Algemeen kiesrecht voor mannen.

Het algemeen mannenkiesrecht werd opgericht in 1917 en gold voor mannen vanaf 25 jaar. Aan de introductie ervan was een lange strijd vooraf gegaan. In 1848 werd Nederland via een ingrijpende grondwetswijziging een parlementaire democratie, waarin de volksvertegenwoordiging het voor het zeggen kreeg in plaats van de tot dan toe vrijwel almachtige koning. Maar het kiezen van dat parlement bleef voorbehouden aan een zeer beperkte groep. Stemrecht hadden alleen mannen die een bepaald minimum aan indirecte belastingen betaalden. De hoogte van dat bedrag verschilde per gemeente, maar het lag tussen de 20 en 160 gulden. In een tijd waarin het gemiddelde inkomen maar een paar honderd gulden per jaar bedroeg was dat een aanzienlijke som. Volgens dit censuskiesrecht mocht aanvankelijk slechts circa 10 procent van de volwassen mannelijke bevolking naar de stembus.
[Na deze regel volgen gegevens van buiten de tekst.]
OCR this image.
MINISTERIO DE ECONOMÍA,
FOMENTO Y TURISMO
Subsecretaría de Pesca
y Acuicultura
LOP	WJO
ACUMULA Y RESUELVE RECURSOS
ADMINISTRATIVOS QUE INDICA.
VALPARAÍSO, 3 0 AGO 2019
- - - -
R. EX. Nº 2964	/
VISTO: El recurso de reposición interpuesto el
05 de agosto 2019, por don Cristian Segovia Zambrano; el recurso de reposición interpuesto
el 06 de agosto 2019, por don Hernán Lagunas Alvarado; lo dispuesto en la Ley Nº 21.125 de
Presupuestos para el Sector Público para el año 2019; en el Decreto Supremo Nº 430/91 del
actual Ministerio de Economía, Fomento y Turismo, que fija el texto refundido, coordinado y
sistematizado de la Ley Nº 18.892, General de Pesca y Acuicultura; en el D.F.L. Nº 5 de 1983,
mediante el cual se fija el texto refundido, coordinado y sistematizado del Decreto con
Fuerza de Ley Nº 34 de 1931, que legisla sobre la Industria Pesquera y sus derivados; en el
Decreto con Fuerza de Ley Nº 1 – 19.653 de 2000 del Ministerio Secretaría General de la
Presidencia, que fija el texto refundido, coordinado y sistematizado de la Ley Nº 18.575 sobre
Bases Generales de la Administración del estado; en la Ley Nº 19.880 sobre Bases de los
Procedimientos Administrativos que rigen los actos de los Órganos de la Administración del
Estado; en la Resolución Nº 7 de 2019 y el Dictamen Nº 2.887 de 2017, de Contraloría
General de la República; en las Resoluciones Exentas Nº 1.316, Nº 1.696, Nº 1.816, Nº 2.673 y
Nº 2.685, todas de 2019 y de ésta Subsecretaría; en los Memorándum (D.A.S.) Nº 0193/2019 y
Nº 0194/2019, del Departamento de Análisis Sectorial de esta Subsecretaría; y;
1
Het censuskiesrecht werd diverse malen aangepast, waardoor er steeds meer mannen kiesrecht kregen. Bij een grondwetswijziging van 1887 verdween het betalen van belasting als enige criterium. Ook ‘kentekenen van geschiktheid en maatschappelijke welstand’ mochten de doorslag gaan geven. Onder dat vage begrip vielen na een wijziging van de Kieswet van 1897 zaken als het bezit van diploma’s of het hebben van een eigen woning. Het stemrecht liep daardoor op tot de helft van alle mannen in 1900 en tot 65 procent in 1914. Nu mag iedereen met een Nederlandse identiteit stemmen en vanaf de 18 jaar. Dat word een keer per 4 jaar gedaan.